Why most people don't understand influencer marketing

One of the most important discussions marketers are still having to have is around the capabilities of influence marketing. It’s a relatively new system, but this is why you mustn’t confuse it with traditional marketing.

To understand the difference between traditional and influencer marketing, let’s consider the evolution of media as influencers have developed over the past ten years.

Influencers were an inevitable side effect of social media, but their contribution to marketing is a young area still being explored by the majority of brands.

Considering how they have come about will help us understand their core features and how these differentiate them from traditional marketing routes.

Previously you could sit in a pub and tell your five closest friends about your views on the new car you just bought; they might even tell a few more people and be influenced by your perspective themselves. They might even trust your recommendation more than all the posters and television adverts as they know you, and they know you had a good judgement of other cars in the past so why would they not trust you now?

But this is small scale word-of-mouth marketing. For brands, this is gold but this was only achievable on a very small scale and it couldn’t be tracked.

But then along came social media...

Much like when TV came along, when social media gained popularity it revolutionised the media world. Instead of media sources being owned and managed by a select few, influenced by their own agendas and information passed through filters to ensure it fit their agenda, media was now in the hands of the public.

All of a sudden anyone could create a website, anyone could create a profile and start sharing their views, opinions and experiences with the world. They could share their opinion of their latest car purchase on these platforms.

And those people were growing their audiences. Instead of reaching five mates down the pub, you had a network of over 1000+ people who could see your opinions within a click of a button.

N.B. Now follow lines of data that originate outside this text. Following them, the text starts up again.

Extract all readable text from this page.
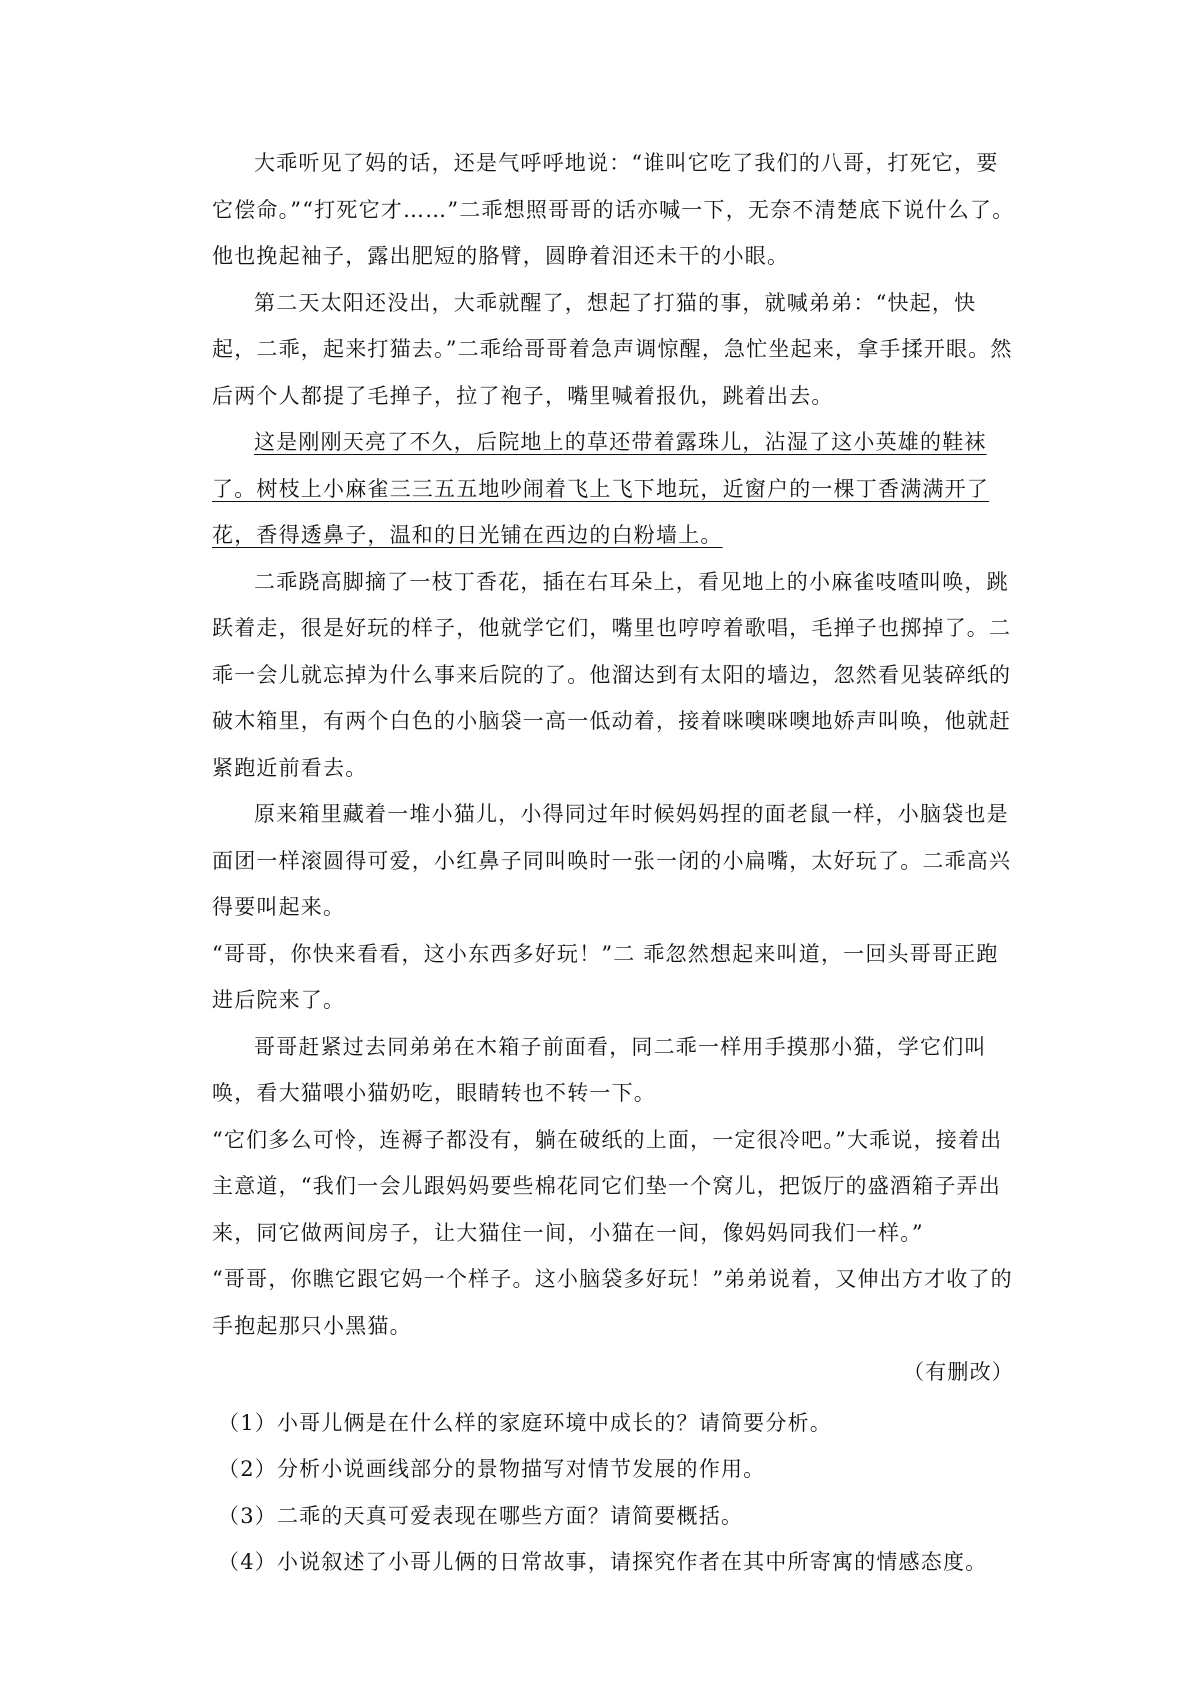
大乖听见了妈的话，还是气呼呼地说：“谁叫它吃了我们的八哥，打死它，要它偿命。”“打死它才……”二乖想照哥哥的话亦喊一下，无奈不清楚底下说什么了。他也挽起袖子，露出肥短的胳臂，圆睁着泪还未干的小眼。

第二天太阳还没出，大乖就醒了，想起了打猫的事，就喊弟弟：“快起，快起，二乖，起来打猫去。”二乖给哥哥着急声调惊醒，急忙坐起来，拿手揉开眼。然后两个人都提了毛掸子，拉了袍子，嘴里喊着报仇，跳着出去。

这是刚刚天亮了不久，后院地上的草还带着露珠儿，沾湿了这小英雄的鞋袜了。树枝上小麻雀三三五五地吵闹着飞上飞下地玩，近窗户的一棵丁香满满开了花，香得透鼻子，温和的日光铺在西边的白粉墙上。

二乖跷高脚摘了一枝丁香花，插在右耳朵上，看见地上的小麻雀吱喳叫唤，跳跃着走，很是好玩的样子，他就学它们，嘴里也哼哼着歌唱，毛掸子也掷掉了。二乖一会儿就忘掉为什么事来后院的了。他溜达到有太阳的墙边，忽然看见装碎纸的破木箱里，有两个白色的小脑袋一高一低动着，接着咪噢咪噢地娇声叫唤，他就赶紧跑近前看去。

原来箱里藏着一堆小猫儿，小得同过年时候妈妈捏的面老鼠一样，小脑袋也是面团一样滚圆得可爱，小红鼻子同叫唤时一张一闭的小扁嘴，太好玩了。二乖高兴得要叫起来。

“哥哥，你快来看看，这小东西多好玩！”二 乖忽然想起来叫道，一回头哥哥正跑进后院来了。

哥哥赶紧过去同弟弟在木箱子前面看，同二乖一样用手摸那小猫，学它们叫唤，看大猫喂小猫奶吃，眼睛转也不转一下。

“它们多么可怜，连褥子都没有，躺在破纸的上面，一定很冷吧。”大乖说，接着出主意道，“我们一会儿跟妈妈要些棉花同它们垫一个窝儿，把饭厅的盛酒箱子弄出来，同它做两间房子，让大猫住一间，小猫在一间，像妈妈同我们一样。”

“哥哥，你瞧它跟它妈一个样子。这小脑袋多好玩！”弟弟说着，又伸出方才收了的手抱起那只小黑猫。

（有删改）

（1）小哥儿俩是在什么样的家庭环境中成长的？请简要分析。

（2）分析小说画线部分的景物描写对情节发展的作用。

（3）二乖的天真可爱表现在哪些方面？请简要概括。

（4）小说叙述了小哥儿俩的日常故事，请探究作者在其中所寄寓的情感态度。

Then, you had people following you just because of your views and perspectives on cars. As your following grew, more people would start to find an following, you create more and more content, share more information and all of a sudden, you are the leading online expert for car purchases.

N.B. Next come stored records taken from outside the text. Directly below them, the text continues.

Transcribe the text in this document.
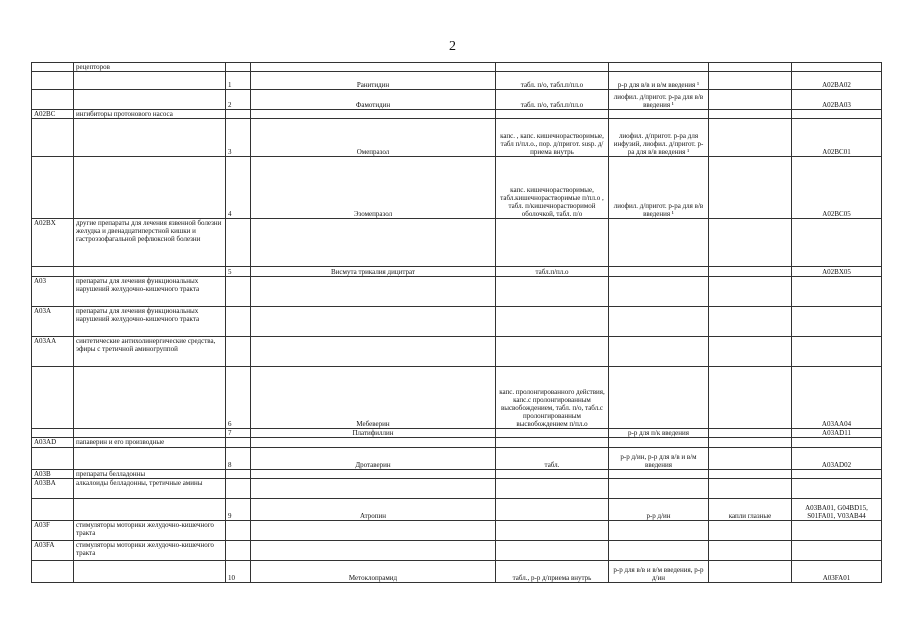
2
	рецепторов						
		1	Ранитидин	табл. п/о, табл.п/пл.о	р-р для в/в и в/м введения ¹		A02BA02
		2	Фамотидин	табл. п/о, табл.п/пл.о	лиофил. д/пригот. р-ра для в/в введения ¹		A02BA03
A02BC	ингибиторы протонового насоса						
		3	Омепразол	капс. , капс. кишечнорастворимые, табл п/пл.о., пор. д/пригот. susp. д/приема внутрь	лиофил. д/пригот. р-ра для инфузий, лиофил. д/пригот. р-ра для в/в введения ¹		A02BC01
		4	Эзомепразол	капс. кишечнорастворимые, табл.кишечнорастворимые п/пл.о , табл. п/кишечнорастворимой оболочкой, табл. п/о	лиофил. д/пригот. р-ра для в/в введения ¹		A02BC05
A02BX	другие препараты для лечения язвенной болезни желудка и двенадцатиперстной кишки и гастроэзофагальной рефлюксной болезни						
		5	Висмута трикалия дицитрат	табл.п/пл.о			A02BX05
A03	препараты для лечения функциональных нарушений желудочно-кишечного тракта						
A03A	препараты для лечения функциональных нарушений желудочно-кишечного тракта						
A03AA	синтетические антихолинергические средства, эфиры с третичной аминогруппой						
		6	Мебеверин	капс. пролонгированного действия, капс.с пролонгированным высвобождением, табл. п/о, табл.с пролонгированным высвобождением п/пл.о			A03AA04
		7	Платифиллин		р-р для п/к введения		A03AD11
A03AD	папаверин и его производные						
		8	Дротаверин	табл.	р-р д/ин, р-р для в/в и в/м введения		A03AD02
A03B	препараты белладонны						
A03BA	алкалоиды белладонны, третичные амины						
		9	Атропин		р-р д/ин	капли глазные	A03BA01, G04BD15, S01FA01, V03AB44
A03F	стимуляторы моторики желудочно-кишечного тракта						
A03FA	стимуляторы моторики желудочно-кишечного тракта						
		10	Метоклопрамид	табл., р-р д/приема внутрь	р-р для в/в и в/м введения, р-р д/ин		A03FA01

Your opinions hold weight because they are unbiased to the degree that they don’t come from the car manufacturers themselves. Your views aren’t filtered by a few people, you are able to share your own opinions and grow an audience off the back of it.

Thus… you are now an influencer.

Now, why is this important to understand and differentiate from traditional marketing? Well, when you are looking at TV, billboard, any other OOH, radio, direct mail and other traditional routes, you are looking at media space. You are purchasing a much more straightforward idea - you buy ten billboards for four weeks around Shoreditch, a number of people will see that and you hope for an uplift in sales off the back of it. This works, it gets your content in front of people and the right creative that appeals to the masses is effective. But… what if you could break down that audience, not just push marketing onto them but serve it via someone they trusted? What if you could target your content according to not just location, but by interest, age, gender and other demographics.

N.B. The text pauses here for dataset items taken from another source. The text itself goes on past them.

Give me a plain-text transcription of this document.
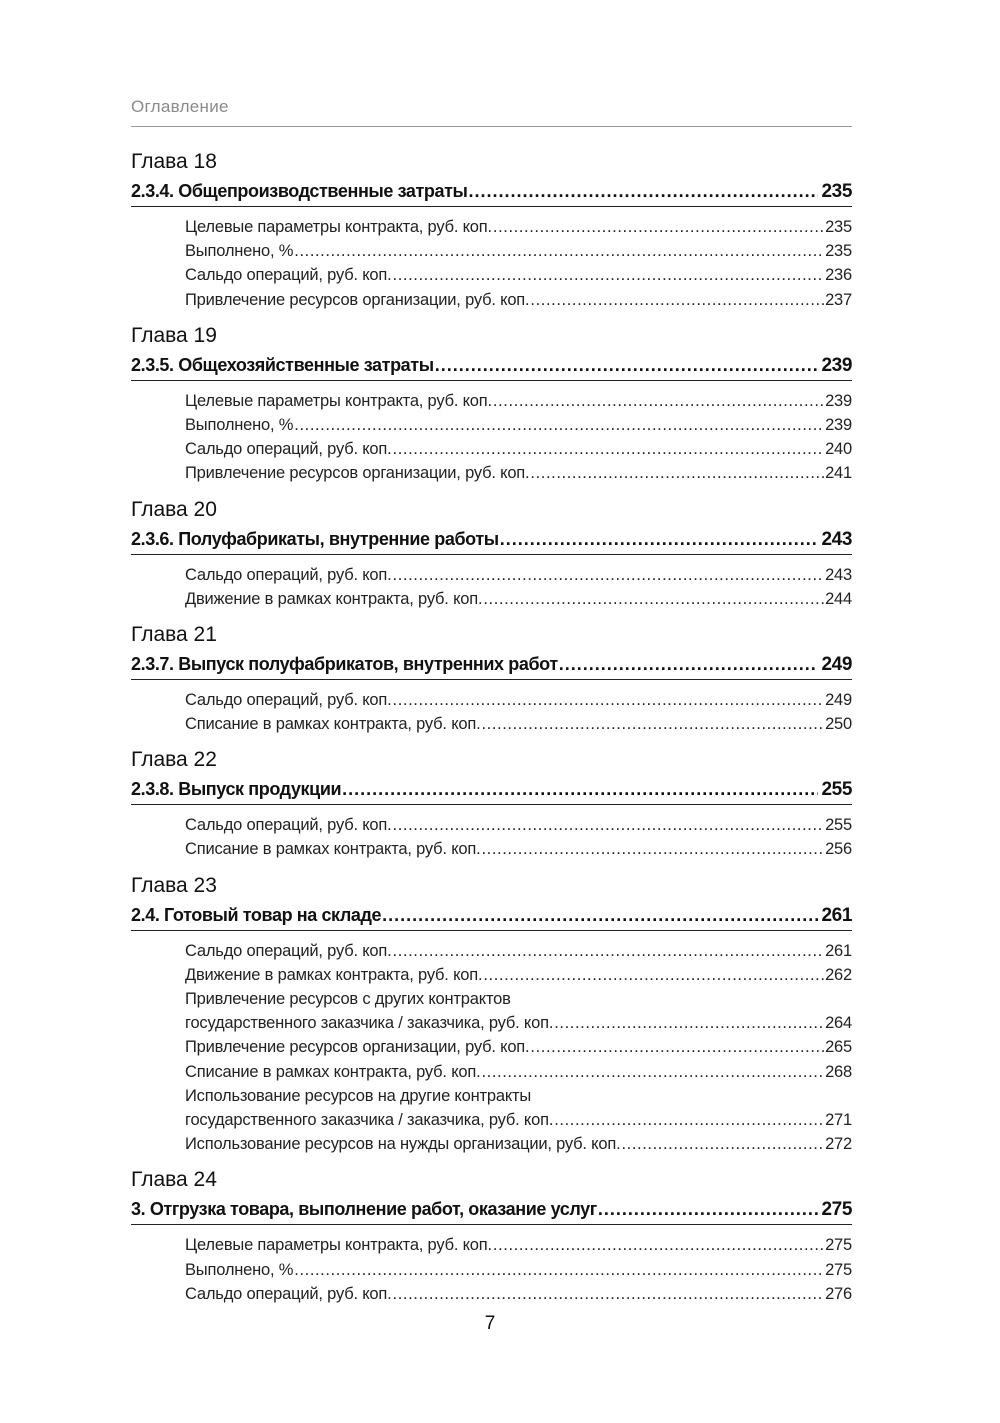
Оглавление
Глава 18
2.3.4. Общепроизводственные затраты .....	235
Целевые параметры контракта, руб. коп. .....	235
Выполнено, % .....	235
Сальдо операций, руб. коп. .....	236
Привлечение ресурсов организации, руб. коп. .....	237
Глава 19
2.3.5. Общехозяйственные затраты .....	239
Целевые параметры контракта, руб. коп. .....	239
Выполнено, % .....	239
Сальдо операций, руб. коп. .....	240
Привлечение ресурсов организации, руб. коп. .....	241
Глава 20
2.3.6. Полуфабрикаты, внутренние работы .....	243
Сальдо операций, руб. коп. .....	243
Движение в рамках контракта, руб. коп. .....	244
Глава 21
2.3.7. Выпуск полуфабрикатов, внутренних работ .....	249
Сальдо операций, руб. коп. .....	249
Списание в рамках контракта, руб. коп. .....	250
Глава 22
2.3.8. Выпуск продукции .....	255
Сальдо операций, руб. коп. .....	255
Списание в рамках контракта, руб. коп. .....	256
Глава 23
2.4. Готовый товар на складе .....	261
Сальдо операций, руб. коп. .....	261
Движение в рамках контракта, руб. коп. .....	262
Привлечение ресурсов с других контрактов
государственного заказчика / заказчика, руб. коп. .....	264
Привлечение ресурсов организации, руб. коп. .....	265
Списание в рамках контракта, руб. коп. .....	268
Использование ресурсов на другие контракты
государственного заказчика / заказчика, руб. коп. .....	271
Использование ресурсов на нужды организации, руб. коп. .....	272
Глава 24
3. Отгрузка товара, выполнение работ, оказание услуг .....	275
Целевые параметры контракта, руб. коп. .....	275
Выполнено, % .....	275
Сальдо операций, руб. коп. .....	276
7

When purchasing influencer media space, you are not just buying a media space. You are paying someone for an honest review of your product or service, you are paying for their content creation skills and for access to their specific audience. You are able to customise according to much more specific niches and gain their audience’s trust and respect through their proxy. You are able to break down your marketing into niche, customisable content pushes that are more effective that one broad push message.

Ideal influencer strategies work with influencers at the strategy stage right through to the tracking sales and re-engagement stage of any campaigns. Think of them as not just a distribution channel but a collaborative element feeding back into your strategy to improve it.

Only a few brands are using influencers in this way. The majority of people approached it as a media space to use as distribution of your messaging. But as the industry matures and we understand more about the nuances of influencers, it’s clear that this media channel sits apart from any other form of marketing. It is not just a media space, it is a holistic strategy that can play so many more roles within your business.